Em audiência na Comissão da Família na Câmara no dia 18 de abril, a deputada federal Erika Hilton (PSOL-SP) afirmou, em concordância com os parlamentares bolsonaristas, que a discussão sobre o aborto deveria ser feita no Congresso. Diferente dos integrantes da oposição, no entanto, ela justificou a necessidade de o Parlamento deliberar sobre o tema sob o argumento de que a resolução do CFM violou direitos.
“Vamos deixar o Parlamento decidir. Não vamos legitimar que o Conselho Federal possa fazer essa discussão, inclusive passando por cima da lei, desrespeitando a legislação”, disse Hilton.
A deputada voltou a abordar o tema em publicação no X na última sexta-feira, 17, e afirmou que o CFM “está mais preocupado com valores bolsonaristas do que com a saúde das mulheres, meninas e pessoas que gestam”.
Embate entre Congresso e Supremo Tribunal Federal
A decisão de Moraes reacende disputas entre o Congresso e o STF sobre os limites legais para a realização de abortos no País. Em outubro do ano passado, senadores de oposição protocolaram um pedido de plebiscito para decidir sobre a legalização do aborto. A iniciativa foi adotada na esteira de um julgamento no STF que iria decidir sobre descriminalização do aborto nas primeiras 12 semanas de gestação.

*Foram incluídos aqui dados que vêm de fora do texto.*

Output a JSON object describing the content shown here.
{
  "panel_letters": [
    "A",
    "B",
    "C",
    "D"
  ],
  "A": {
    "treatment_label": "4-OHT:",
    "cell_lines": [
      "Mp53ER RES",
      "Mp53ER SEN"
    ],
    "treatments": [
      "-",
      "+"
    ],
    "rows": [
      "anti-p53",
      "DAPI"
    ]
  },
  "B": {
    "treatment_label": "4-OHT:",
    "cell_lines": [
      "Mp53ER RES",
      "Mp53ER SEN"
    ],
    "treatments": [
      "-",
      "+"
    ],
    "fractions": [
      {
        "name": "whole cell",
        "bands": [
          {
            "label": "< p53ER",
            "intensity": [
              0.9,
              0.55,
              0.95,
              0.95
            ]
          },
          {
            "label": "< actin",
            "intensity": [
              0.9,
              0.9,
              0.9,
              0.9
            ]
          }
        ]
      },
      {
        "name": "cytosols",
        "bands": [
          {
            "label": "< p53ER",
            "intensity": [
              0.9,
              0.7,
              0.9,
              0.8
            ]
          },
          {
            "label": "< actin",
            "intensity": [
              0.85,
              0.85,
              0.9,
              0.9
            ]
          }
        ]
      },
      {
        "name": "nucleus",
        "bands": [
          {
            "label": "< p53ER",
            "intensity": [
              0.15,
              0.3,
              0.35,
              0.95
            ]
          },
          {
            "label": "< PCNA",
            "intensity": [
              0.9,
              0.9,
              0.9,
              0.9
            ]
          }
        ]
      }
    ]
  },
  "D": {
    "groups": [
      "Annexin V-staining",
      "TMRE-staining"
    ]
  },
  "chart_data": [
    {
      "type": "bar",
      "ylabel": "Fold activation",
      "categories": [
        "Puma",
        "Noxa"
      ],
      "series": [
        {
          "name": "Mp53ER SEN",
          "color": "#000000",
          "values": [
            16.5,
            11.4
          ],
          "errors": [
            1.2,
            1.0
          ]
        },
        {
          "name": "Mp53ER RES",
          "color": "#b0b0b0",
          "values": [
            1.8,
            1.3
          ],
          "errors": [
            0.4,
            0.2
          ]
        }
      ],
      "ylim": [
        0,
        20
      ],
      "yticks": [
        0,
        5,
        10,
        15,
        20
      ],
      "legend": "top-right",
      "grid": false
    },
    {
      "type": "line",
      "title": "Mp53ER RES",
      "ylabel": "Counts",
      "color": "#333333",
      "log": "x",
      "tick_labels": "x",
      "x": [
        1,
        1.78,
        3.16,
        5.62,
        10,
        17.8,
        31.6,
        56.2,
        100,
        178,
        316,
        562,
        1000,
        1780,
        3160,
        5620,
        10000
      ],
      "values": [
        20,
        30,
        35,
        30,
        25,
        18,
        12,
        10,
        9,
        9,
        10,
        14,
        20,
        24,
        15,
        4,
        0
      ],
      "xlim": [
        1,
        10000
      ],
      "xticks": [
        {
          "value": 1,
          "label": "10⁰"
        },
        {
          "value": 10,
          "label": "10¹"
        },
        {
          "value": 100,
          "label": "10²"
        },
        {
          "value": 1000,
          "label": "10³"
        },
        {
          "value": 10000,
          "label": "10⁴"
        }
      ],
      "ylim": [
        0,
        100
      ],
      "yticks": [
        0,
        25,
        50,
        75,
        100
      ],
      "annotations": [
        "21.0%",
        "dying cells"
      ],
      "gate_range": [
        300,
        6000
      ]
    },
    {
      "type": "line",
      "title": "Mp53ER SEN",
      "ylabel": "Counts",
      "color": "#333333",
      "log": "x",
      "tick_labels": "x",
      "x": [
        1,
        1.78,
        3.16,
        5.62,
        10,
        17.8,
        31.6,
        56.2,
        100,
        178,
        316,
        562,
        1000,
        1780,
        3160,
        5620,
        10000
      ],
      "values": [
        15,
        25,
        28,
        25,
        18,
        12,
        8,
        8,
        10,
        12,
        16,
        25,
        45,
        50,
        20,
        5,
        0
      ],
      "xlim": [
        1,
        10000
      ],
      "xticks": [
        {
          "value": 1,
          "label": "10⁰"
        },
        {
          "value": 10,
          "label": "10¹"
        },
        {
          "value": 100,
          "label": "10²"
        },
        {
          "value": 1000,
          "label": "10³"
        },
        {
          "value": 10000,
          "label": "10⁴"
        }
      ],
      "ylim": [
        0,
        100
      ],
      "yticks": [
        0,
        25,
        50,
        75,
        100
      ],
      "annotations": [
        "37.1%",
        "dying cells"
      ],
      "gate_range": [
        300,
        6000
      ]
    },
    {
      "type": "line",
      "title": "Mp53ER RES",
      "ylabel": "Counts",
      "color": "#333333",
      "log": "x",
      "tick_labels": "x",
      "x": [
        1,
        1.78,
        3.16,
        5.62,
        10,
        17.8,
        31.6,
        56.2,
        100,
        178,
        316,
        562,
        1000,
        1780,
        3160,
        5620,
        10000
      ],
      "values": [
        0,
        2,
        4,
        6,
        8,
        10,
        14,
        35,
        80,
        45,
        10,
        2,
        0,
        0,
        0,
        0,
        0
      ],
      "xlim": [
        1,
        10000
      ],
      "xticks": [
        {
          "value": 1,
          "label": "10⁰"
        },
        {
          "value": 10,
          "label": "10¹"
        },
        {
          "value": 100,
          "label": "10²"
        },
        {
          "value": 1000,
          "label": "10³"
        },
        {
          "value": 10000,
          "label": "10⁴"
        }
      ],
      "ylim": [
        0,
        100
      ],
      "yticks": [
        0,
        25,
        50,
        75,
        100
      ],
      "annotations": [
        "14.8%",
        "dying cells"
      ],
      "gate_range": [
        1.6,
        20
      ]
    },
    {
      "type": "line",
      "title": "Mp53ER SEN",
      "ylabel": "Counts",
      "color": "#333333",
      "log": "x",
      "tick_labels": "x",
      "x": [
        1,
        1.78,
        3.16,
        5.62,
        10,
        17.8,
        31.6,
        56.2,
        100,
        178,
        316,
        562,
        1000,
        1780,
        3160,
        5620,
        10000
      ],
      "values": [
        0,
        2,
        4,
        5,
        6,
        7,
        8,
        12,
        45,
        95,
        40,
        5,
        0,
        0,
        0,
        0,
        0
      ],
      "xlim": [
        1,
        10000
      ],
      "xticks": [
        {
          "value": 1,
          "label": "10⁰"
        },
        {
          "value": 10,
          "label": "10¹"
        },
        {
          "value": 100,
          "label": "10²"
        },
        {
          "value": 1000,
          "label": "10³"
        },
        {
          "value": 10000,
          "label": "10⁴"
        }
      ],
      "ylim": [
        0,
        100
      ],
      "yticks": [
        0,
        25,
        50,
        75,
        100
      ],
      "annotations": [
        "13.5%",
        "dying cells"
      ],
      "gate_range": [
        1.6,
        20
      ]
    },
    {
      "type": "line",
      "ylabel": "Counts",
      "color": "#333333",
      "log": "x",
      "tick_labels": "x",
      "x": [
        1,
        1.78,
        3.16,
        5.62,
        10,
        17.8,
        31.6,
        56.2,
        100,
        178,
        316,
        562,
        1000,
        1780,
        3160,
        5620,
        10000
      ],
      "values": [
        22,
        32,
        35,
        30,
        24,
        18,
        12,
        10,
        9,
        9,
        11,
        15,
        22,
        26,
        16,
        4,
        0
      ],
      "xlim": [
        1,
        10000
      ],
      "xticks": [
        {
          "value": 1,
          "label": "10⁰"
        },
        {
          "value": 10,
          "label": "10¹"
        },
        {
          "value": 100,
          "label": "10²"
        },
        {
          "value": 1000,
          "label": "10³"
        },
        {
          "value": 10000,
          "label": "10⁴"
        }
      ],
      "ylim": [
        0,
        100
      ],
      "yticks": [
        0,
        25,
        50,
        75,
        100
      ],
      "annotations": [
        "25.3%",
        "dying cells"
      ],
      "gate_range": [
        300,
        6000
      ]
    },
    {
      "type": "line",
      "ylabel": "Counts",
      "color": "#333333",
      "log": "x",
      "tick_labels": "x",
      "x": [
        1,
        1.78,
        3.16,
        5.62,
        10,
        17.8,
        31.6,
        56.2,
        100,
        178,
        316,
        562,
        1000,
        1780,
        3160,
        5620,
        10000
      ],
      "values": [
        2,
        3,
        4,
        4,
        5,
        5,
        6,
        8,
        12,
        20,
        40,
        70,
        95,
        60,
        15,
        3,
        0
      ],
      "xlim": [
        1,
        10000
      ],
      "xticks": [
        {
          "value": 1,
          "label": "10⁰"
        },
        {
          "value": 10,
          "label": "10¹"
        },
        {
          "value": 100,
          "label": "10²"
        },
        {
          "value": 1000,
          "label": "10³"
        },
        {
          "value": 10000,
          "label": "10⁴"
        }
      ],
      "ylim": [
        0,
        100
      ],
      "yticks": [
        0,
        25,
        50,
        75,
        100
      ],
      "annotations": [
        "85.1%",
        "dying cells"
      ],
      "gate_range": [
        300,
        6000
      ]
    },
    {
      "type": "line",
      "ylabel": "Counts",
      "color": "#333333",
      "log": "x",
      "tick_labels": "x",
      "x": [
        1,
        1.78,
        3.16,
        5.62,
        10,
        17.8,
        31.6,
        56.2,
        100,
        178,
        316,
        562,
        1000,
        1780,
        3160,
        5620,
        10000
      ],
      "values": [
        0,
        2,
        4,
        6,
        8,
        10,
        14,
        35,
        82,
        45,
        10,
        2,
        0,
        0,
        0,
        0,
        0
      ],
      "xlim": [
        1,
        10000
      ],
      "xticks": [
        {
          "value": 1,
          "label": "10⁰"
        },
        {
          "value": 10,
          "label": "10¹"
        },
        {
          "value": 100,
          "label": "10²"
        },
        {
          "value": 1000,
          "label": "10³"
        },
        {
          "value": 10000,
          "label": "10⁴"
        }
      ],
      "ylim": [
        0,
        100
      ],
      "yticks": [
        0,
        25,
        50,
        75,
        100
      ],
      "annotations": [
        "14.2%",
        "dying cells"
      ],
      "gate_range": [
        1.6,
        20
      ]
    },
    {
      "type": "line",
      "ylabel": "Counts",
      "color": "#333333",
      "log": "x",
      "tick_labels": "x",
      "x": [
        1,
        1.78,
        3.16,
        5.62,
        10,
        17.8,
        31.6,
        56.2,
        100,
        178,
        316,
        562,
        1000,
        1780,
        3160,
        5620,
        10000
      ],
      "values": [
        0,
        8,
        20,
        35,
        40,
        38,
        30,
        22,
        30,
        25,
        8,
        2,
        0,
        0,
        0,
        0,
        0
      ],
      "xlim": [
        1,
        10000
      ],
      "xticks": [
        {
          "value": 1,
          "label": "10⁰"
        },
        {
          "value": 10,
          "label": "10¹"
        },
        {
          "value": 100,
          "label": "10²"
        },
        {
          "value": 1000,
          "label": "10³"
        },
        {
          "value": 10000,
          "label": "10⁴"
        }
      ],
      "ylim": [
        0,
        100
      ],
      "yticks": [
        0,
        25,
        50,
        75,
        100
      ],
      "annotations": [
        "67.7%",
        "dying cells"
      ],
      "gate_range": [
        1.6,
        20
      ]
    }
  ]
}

A votação foi pautada pela ex-ministra Rosa Weber, antes de sua aposentadoria, mas foi suspensa por Barroso, que decidiu levar a discussão do plenário virtual para a Corte. Somente Rosa votou até o momento e não há prazo para que o tema volte a ser pautado. Barroso, atual presidente do STF, já afirmou que o aborto é “uma coisa ruim”, mas que é dever do Estado regulamentar o tema para evitar que mulheres em situação de vulnerabilidade sejam submetidas a procedimentos inadequados e perigosos.
Barroso avalia que o debate sobre aborto ainda não está maduro para retornar ao plenário do STF e não dá indicativos de quando deve pautá-lo.